Linux

Linux Malware by the Numbers

Concrete security incident data is typically scarce for any operating system, but the challenge of finding useful data is even more acute for Linux environments. Some folks might even believe that there is no such thing as Linux malware, or that Linux is inherently secure / heterogenous / rare compared to Windows systems. Instead of going into a “why” discussion, I’d like to take a look at reports of actual incidents, describe those threats, and use the Windows malware experience to infer “what’s next” for Linux.

Alon Nafta

Alon Nafta

A key point to consider when looking at Linux malware is that it’s mostly targeting servers. When you compare threats to servers against those targeting client systems, the common exploitation vectors are typically different, in addition to heavy reliance on system administrators’ skill and meticulousness.

What were the major Linux malware incidents in recent years?

Here’s the data I collected for the last 3 or so years:

  • 2011 kernel.org hacked, malware used was some variant of Phalanx, one of the better known Linux rootkits

  • 2012 A Linux rootkit is caught in the wild, nicknamed Snakso (Here’s a blog post describing it)

  • 2012 An iframe injection module is caught in the wild, nicknamed Chapro by Symantec, and later linked to the previously known Darkleech.

  • 2012 Volatility released a nice analysis of a recent variant of Phalanx (dubbed Phalanx 2) caught that year

  • 2014 Linux backdoors were found in the wild in large numbers. Because of the high volume, this was named Operation Windigo

  • 2014 Darkleech is still seen in the wild in newer variants

Phalanx and Snakso are both kernel rootkits that use loadable kernel modules to execute kernel code, and various hooks to hide processes, files and network connections. All other used malware “userland” modules that patch existing binaries on the system and use various techniques to evade system administrators and external system audits.

How did malware get in?

Linux-running systems are primarily servers, meaning that common exploits targeting browsers (via drive-by attacks) or email clients and file readers (via spear phishing emails) are practically irrelevant. Yet all of these were presumably installed with root privileges, so how did they get in?

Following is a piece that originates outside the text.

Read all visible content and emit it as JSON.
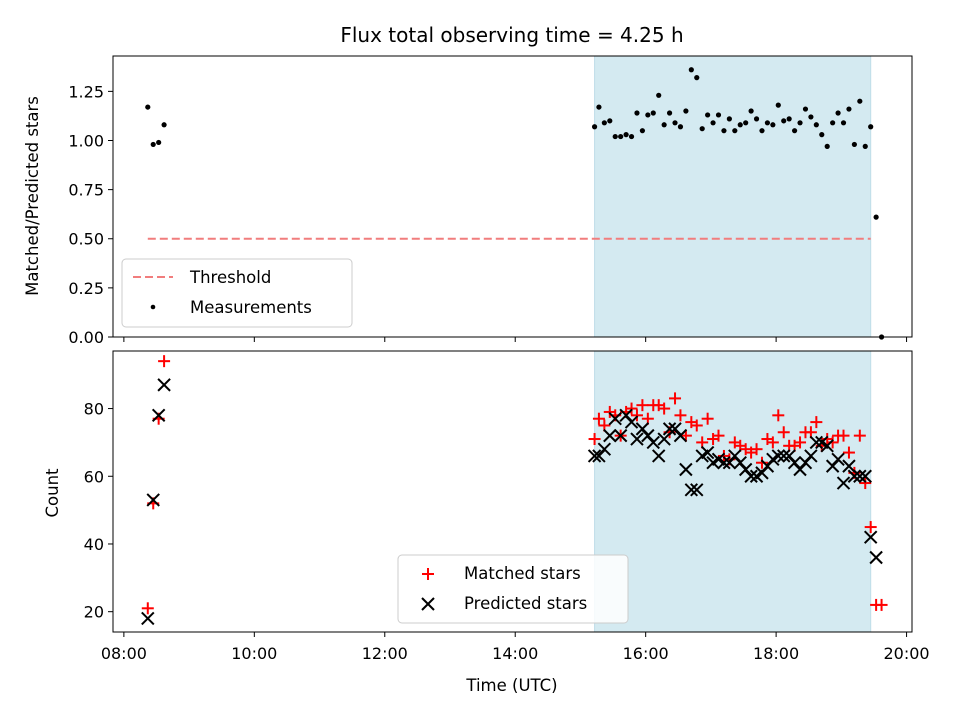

We can reasonably speculate that many servers suffer from bad configuration, exposed interfaces and shared SSH keys and credentials. Unpatched servers are also further exposed to publicly disclosed privilege escalation vulnerabilities, and obviously everyone is exposed to zero-days. Since in many cases numerous servers are managed by the same IT administrators, sysadmins are obvious targets for attackers (pdf) for acquiring targets nonlinearly.

These are small numbers compared to Windows incidents, why should this change?

Granted, the scale and complexity of these incidents is significantly inferior to what happened in the parallel world of Windows systems. However, we should take into account the following observations -

  • The technology barrier isn’t as high as previously thought, as demonstrated by last year’s disclosure of the (5-year old) NSA Tailored Access Operations (TAO) catalog. Moreover, many Windows malware capabilities can be ported to operate on Linux running systems, for example, using GRUB to retain persistence.

  • As data is moving from endpoints to outsourced servers and centralized server farms, we can expect (or fear) that the relative value of exploiting servers is rapidly increasing.

  • Linux server security relies almost exclusively on security-aware administration and capable administrators, since deployed third party security products are sparse. This leaves incredible room for human error and security gaps due to lack of technical aptitude or awareness.

Looking at the Crystal Ball: Malware and Linux

Linux systems and the Linux security landscape have experienced far less malware activity than its Windows counterpart, yet this very same reduced friction has a major impact, resulting in a relatively immature ecosystem.  The Linux server environment lacks of easily deployed security solutions, third party security products (e.g. anti-malware) and requires high administration skills. These factors make it a relatively fertile field for malware.

While data and computation moves from endpoints to servers, the number of Linux servers holding sensitive data is on the rise and provides an attractive opportunity for malicious adversaries. The technology and tools used by nation-state actors will eventually make their way to cybercrime organizations, expanding their efforts and capabilities to target Linux systems.